Christophe Boltanski

Hanser Verlag, 2023

Ein Zufallsfund vom Flohmarkt spielt dem Autor ein Album in die Hände, das ihn absolut fasziniert: Ein Jahr lang, von 1973-1974, hat sich ein gewisser Jacob B’chiri täglich in diversen Fotoautomaten fotografiert. Und nicht nur fotografiert, er hat sich inszeniert, den Gesichtsausdruck verändert, herumgeclownt, sich mit Sonnenbrillen und Hüten verkleidet, und all diese Automatenstreifen in ein Album geklebt. Er hat Ortsangaben in seinem Album hinterlassen, Adressen in ganz Europa, und die Aufforderung, sich im Falle eines Unfalls an das israelische Konsulat in Paris zu wenden. Mit diesem Album beginnt für den Autor eine endlos scheinende Spurensuche, deren allmähliche Erfolge abhängig von Zufällen sind und aus denen sich nach und nach das Bild eines Lebens ergibt, dessen Stationen vom tunesischen Djerba über Israel bis Paris reichen, geprägt von den Traumata des Verlusts der Heimat und der Erlebnisse im Sechstagekrieg, von gescheiterten künstlerischen Plänen, einer gescheiterten Ehe und schließlich der Tätigkeit, die ihn offensichtlich erfüllt hatte: Beerdigungsbeauftragter am jüdischen Konsulat, mit anderen Worten: Begleiter der Toten und Überwacher des Begräbnisrituals.

Jacob B’chiri ist bereits tot, als Boltansky seine Spur aufnimmt. Er beginnt notwendig spekulativ und setzt dann aus den Berichten der Kinder, der noch lebenden Verwandten, der Arbeitskollegen und Freunde das Bild eines Lebens zusammen, das aus vielerlei Gründen nur im Plural zu verstehen ist und in dem sich die Ereignisse des 20. Jahrhunderts spiegeln.

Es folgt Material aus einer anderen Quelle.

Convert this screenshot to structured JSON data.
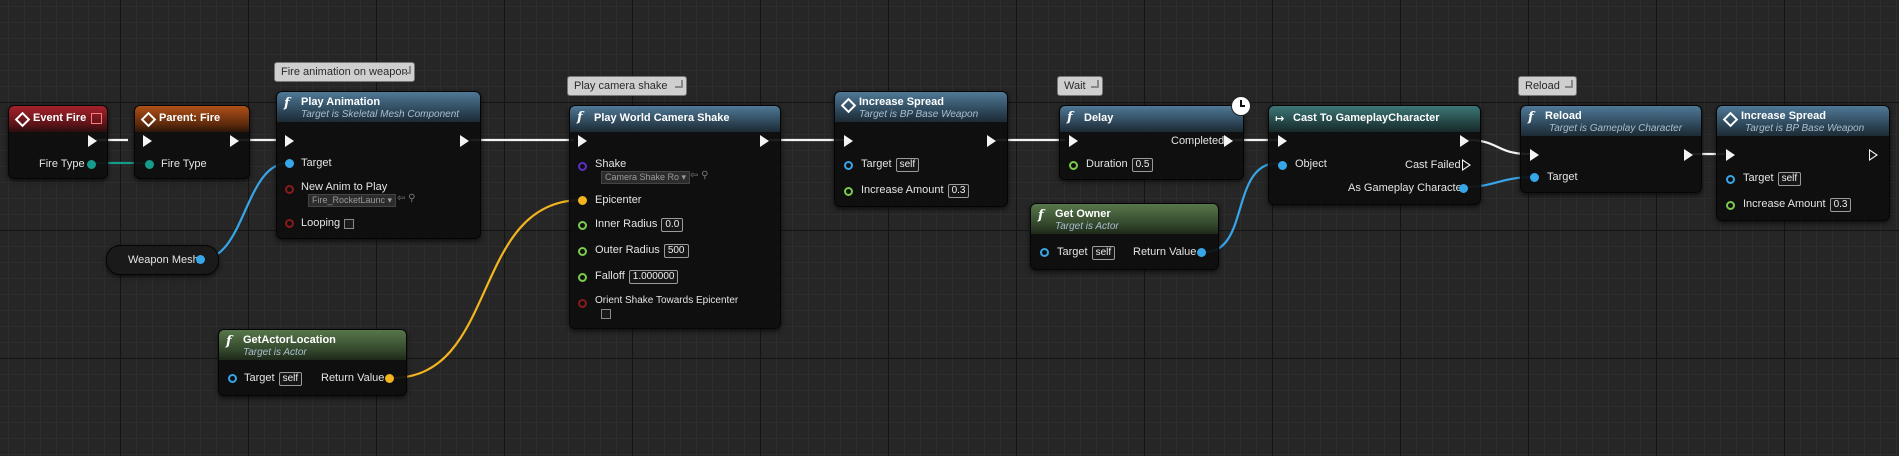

So wie die Recherche ähneln auch die kurzen Texte, in denen die Geschichte erzählt wird, einem Puzzle, zusammengesetzt aus Spekulationen, Fakten, Begegnungen, Berichten. Die Leben des Jacob ist ein Buch, das betroffen macht und eine große Traurigkeit ausstrahlt, nicht zuletzt durch die sehr persönliche Annäherungsweise des Autors an einen Menschen, in dessen Leben die Geschichte einen tiefen, unheilbaren Riss hinterlassen hat.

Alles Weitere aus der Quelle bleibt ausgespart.